Abstract 17477: Role of NADPH Oxidase Subunit p67phox in Regulation of Pressure-Overload-Induced Cardiac Hypertrophic Oxidative Stress and Antioxidant Gene Expression
We had reported a transgenic (Tg) mouse model with cardiac-specific overexpression of a dominant-negative (DN) mutant (V204A) of NADPH oxidase (NOX) subunit p67phox that inhibits NOX activity. We showed that transverse aortic constriction (TAC)-induced cardiac hypertrophy was significantly attenuated in the Tg mice, but not in wild type (WT) mice.
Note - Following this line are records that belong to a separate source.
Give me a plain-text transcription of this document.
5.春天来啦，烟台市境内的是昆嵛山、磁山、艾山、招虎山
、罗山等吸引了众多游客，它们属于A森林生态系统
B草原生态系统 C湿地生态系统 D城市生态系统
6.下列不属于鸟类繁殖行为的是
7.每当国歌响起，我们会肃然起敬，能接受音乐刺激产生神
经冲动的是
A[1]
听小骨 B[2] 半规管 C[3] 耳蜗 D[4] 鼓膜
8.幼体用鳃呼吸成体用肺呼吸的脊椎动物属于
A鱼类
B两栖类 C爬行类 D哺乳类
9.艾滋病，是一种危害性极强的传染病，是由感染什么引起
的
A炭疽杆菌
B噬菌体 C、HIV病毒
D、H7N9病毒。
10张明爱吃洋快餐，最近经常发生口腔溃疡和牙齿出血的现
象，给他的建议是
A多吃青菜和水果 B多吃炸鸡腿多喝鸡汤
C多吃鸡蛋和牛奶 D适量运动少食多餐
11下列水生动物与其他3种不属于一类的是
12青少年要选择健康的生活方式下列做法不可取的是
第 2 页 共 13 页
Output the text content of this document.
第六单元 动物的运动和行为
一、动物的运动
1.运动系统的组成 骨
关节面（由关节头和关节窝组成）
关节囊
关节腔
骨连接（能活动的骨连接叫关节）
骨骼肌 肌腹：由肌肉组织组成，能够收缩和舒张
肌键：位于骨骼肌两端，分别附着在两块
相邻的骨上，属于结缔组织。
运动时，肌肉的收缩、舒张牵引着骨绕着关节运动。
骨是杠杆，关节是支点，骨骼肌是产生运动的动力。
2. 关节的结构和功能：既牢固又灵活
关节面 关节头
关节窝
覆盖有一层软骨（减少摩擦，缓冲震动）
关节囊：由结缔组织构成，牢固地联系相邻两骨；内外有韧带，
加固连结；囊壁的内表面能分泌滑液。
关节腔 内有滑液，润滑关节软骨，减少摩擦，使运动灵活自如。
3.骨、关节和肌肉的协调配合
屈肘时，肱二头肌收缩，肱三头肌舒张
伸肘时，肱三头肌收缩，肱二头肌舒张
Since TAC had been reported to increase mouse myocardial reactive oxygen species (ROS) level, we thus tested if the myocardial ROS contributed to the above difference between WT and Tg. Age (10-12 weeks)-, body weight (BW)-matched Tg and WT C57BL/6 male mice were subjected to TAC or sham operation. Cardiac hypertrophy were confirmed 4-week post-TAC by echocardiography, heart weight/BW ratio, and fetal gene expression. Freshly isolated hearts were perfused and the left ventricle (LV) ROS level was determined using chemiluminescence method. Surprisingly, we found that the WT-TAC mouse heart showed consistently decreased ROS level (42±2% ↓, p<0.01, n=4) vs. WT-sham; whereas there is no difference among the WT-sham, Tg-sham and Tg-TAC groups (n=6). This finding was different from the previous reports showing the increased ROS in WT-TAC heart. Next, we screened the LV expression profile of various antioxidant proteins. We found that the mRNA expression of SOD3 (3.0-fold↑) and thioredoxin1 (Trx1, 3.8-fold↑) was significantly increased (p<0.05) in WT-TAC mice vs. WT-sham by qRT-PCR; whereas there is no difference among the WT-sham, Tg-sham and Tg-TAC groups. The increased SOD3 and Trx1 mRNA expression was confirmed by Western blotting for protein expression (3.0-fold↑). In contrast, the expression of other antioxidants including SOD1, SOD2, catalase, Trx2, Nrf2, NQO1 and glutaredoxin were not changed in WT-TAC heart. The selectively increased expression of SOD3 and Trx1 may contribute to the decreased ROS level detected in WT-TAC heart. Unlike WT-TAC, the ROS, SOD3 and Trx1 levels in Tg heart were not increased by TAC vs. sham, suggesting the critical role of p67phox in regulation of TAC-induced myocardial ROS generation and antioxidants expression. In summary, our data show that NOX/p67phox regulates pressure-overload-induced cardiac oxidative stress and myocardial expression of antioxidants SOD3 and Trx1.
- © 2011 by American Heart Association, Inc.